Furubotn found support for such ideas in the work of Gaston Monmousseau, the leader of the French trade union organisation CGT. Once Furubotn had found international ideas which suited him, he exploited them to the full, in leaflets, as articles in Friheten(9), at the NKP party school(10) and elsewhere in the party.(11) He quoted Monmousseau a great deal, especially his discussions on the working class between the wars. Monmousseau claimed that it had been forced into opposition to the nation by the policies of the big commercial trusts.(12) According to Monmousseau, this oppositional attitude was an unconscious defence mechanism in response to the exploitation by the trusts. It was widely believed in the working class that the trusts were in control of French governments, and the governments symbolised the nation. This made large sectors of the working class anti-national, Monmousseau explained: they thought of the nation as private trust property. In Furubotn's terms, this showed that the workers had fallen victim to their own blind class forces. The problem of distinguishing between their own immediate class interests and the interests they had in common with closely related groups and classes was too difficult for them. If the working class was ever to become the nation's driving force, Furubotn believed, it would have to discard the damaging old radicalism.

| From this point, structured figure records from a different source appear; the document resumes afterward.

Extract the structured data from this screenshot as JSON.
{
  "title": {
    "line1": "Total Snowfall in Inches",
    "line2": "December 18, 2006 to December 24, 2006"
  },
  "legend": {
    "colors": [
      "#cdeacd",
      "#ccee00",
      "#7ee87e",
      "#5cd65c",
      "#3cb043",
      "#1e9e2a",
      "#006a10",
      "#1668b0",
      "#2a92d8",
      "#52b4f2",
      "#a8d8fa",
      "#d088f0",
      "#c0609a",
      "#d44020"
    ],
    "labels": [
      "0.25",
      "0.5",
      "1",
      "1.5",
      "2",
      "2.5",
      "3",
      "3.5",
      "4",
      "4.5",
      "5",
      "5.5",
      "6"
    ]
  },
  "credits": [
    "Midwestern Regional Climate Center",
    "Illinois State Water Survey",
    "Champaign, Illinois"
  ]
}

Furubotn was intent on defining the term ``radicalism''. He was prompted by the observation that among the many reasons why people became Communists, one, which applied in many cases, was some form or other of opposition to society. Such opposition often took the form of doing the exact opposite of whatever one had been trained to do in art, literature, morality, etc. The more one succeeded in ``épater les bourgeois'', the better. The more one did the opposite of what one had been told to do, the more radical one believed oneself to be - and radical was the thing to be:(13)

Sooner or later we may discover that being radical isn't all that radical. We shall discover that it takes struggle and self-discipline to acquire the qualities we need for progress. We shall discover that the process we have to go through is both long and painful, with crises both for individuals and in the party.

We see here that Furubotn did not regard traditional radicalism as radical, but primarily as a spontaneous oppositional reaction to whatever environment the ``radical'' originated in. Furubotn saw the first oppositional phase as a phase of discovery, in other words an introduction to acquiring ``the qualities we need for progress''. Whatever the circumstances, what counted was the inner political process, not the outward form and words. He believed that the Communist Party had to transform itself into a non-oppositional party. The wartime experience, when the NKP had taken on national responsibilities (an expression Furubotn often used), was an important influence. With the people in need of homes, clothes and food, the NKP ought in his opinion to continue to assume responsibility for the nation.